Comment réduire les erreurs liées aux jonctions de mesure et de référence ?

● Assurez un bon contact thermique entre la jonction de mesure et la cible. Lors d’une mesure de surface, un mauvais contact, un espace d’air ou l’influence de l’air ambiant peut empêcher la jonction d’atteindre la température réelle de la surface.
● Choisissez une construction de sonde adaptée à l’application. La mesure de l’air, de liquides, de surfaces de tuyaux, de fours ou de températures évoluant rapidement impose des exigences différentes.
● Utilisez des connecteurs, câbles d’extension ou câbles de compensation compatibles avec le type de thermocouple. Des matériaux incorrects peuvent créer des tensions thermoélectriques parasites.
● Évitez les gradients thermiques importants autour des bornes d’entrée. Si une partie de l’entrée est fortement chauffée tandis qu’une autre est exposée à un courant d’air froid, l’erreur de compensation peut augmenter.
● Après une variation importante de la température ambiante, laissez l’instrument atteindre son équilibre thermique conformément aux recommandations du fabricant.
● Vérifiez que le type de thermocouple sélectionné sur l’instrument correspond à la sonde utilisée. Une sonde de type K doit être mesurée avec le réglage Type K.
● Pour les mesures de précision, prenez en compte conjointement l’erreur de la sonde, l’erreur de l’instrument et l’erreur de compensation de jonction froide.


FAQ

La jonction chaude correspond-elle toujours exactement à l’extrémité de la sonde ?
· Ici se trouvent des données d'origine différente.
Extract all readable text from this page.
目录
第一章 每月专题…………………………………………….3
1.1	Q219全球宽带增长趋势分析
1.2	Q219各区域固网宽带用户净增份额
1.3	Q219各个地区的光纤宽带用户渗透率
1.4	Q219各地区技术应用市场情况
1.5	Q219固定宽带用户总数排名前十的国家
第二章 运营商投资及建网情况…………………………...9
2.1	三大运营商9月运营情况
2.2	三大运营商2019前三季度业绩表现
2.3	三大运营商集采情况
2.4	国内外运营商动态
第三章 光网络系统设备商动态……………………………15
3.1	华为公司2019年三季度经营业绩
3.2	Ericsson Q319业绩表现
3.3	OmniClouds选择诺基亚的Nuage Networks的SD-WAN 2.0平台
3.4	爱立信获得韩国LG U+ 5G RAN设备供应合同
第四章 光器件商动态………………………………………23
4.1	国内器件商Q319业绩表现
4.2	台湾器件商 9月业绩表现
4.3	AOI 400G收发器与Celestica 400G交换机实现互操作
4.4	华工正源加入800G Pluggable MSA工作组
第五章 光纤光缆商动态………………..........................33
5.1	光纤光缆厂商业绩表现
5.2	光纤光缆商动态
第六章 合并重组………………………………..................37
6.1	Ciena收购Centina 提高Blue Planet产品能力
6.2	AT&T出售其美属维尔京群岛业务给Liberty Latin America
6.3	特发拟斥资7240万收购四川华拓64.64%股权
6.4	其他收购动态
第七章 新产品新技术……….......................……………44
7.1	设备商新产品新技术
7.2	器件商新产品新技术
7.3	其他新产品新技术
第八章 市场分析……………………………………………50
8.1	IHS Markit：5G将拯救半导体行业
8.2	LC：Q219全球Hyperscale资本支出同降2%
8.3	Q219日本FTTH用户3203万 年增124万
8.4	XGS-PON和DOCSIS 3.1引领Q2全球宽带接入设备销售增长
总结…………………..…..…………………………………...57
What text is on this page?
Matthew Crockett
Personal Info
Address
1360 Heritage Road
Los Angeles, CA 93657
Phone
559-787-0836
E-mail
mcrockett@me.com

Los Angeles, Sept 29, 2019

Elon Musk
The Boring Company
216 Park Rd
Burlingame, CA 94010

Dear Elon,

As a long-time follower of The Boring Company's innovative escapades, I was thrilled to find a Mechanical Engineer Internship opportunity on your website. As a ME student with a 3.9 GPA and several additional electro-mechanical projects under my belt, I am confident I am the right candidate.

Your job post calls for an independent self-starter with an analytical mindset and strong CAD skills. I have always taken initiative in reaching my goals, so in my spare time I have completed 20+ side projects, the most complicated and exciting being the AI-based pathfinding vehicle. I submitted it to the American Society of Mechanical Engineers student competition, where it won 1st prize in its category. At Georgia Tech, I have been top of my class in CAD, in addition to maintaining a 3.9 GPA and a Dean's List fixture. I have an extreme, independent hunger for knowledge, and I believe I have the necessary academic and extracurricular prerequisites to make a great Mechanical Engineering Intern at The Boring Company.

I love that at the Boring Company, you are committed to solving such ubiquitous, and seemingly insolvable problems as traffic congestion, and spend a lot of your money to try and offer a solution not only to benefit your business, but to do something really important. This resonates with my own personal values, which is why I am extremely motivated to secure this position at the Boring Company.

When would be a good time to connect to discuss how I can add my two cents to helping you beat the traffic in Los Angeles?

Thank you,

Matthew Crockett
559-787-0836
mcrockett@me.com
Sur de nombreuses sondes courantes, la jonction de mesure se situe à l’extrémité ou à proximité immédiate de celle-ci. Sa position exacte dépend cependant de la construction. Sur un thermocouple gainé, la jonction peut par exemple être située à l’intérieur de la gaine métallique.

La jonction froide correspond-elle au connecteur du thermocouple ?

Pas exactement. Sur un appareil portatif, le connecteur et les bornes d’entrée font généralement partie de la zone de référence. La compensation implique également les connexions internes et le capteur de température de référence.

Pourquoi un thermocouple nécessite-t-il deux températures ?

Parce que la tension thermoélectrique dépend des conditions de température de la jonction de mesure et de la jonction de référence. Pour déterminer la température de mesure, la température de référence doit être connue ou compensée.

La jonction froide doit-elle être plus froide que la jonction chaude ?

Non. Lors d’une mesure basse température, la jonction de mesure peut être plus froide que la jonction de référence. Les termes jonction chaude et jonction froide sont avant tout des appellations traditionnelles.

Les thermomètres modernes ont-ils besoin d’un bain de glace comme référence ?

En général, non. Les thermomètres numériques modernes disposent habituellement d’une compensation électronique de jonction froide et mesurent automatiquement la température à proximité des bornes d’entrée.

Quel peut être l’impact d’une mauvaise compensation de jonction froide ?

Il dépend du type de thermocouple, de la plage de température, de la conception de l’instrument et de l’erreur sur la température de référence. Une erreur de mesure ou de compensation de la jonction de référence contribue directement à l’incertitude globale et doit donc être prise en compte dans les mesures de précision.


Résumé

La jonction chaude et la jonction froide d’un thermocouple sont plus précisément appelées jonction de mesure et jonction de référence.

La jonction de mesure détecte la température de la cible, tandis que la jonction de référence fournit la référence thermique nécessaire à la conversion. Comme la tension thermoélectrique dépend des conditions de température aux deux extrémités du circuit, l’instrument doit connaître à la fois la tension du thermocouple et la température de la jonction de référence.

Les thermomètres modernes assurent généralement cette fonction automatiquement grâce à une compensation électronique de jonction froide. La jonction de référence n’a donc pas besoin d’être maintenue à 0 °C ni d’être nécessairement plus froide que la jonction de mesure.

Comprendre la relation entre jonction de mesure, jonction de référence et compensation de jonction froide permet de mieux interpréter le principe de mesure d’un thermocouple et d’identifier les erreurs liées à la sonde, aux connexions, à l’environnement et à la compensation de l’instrument.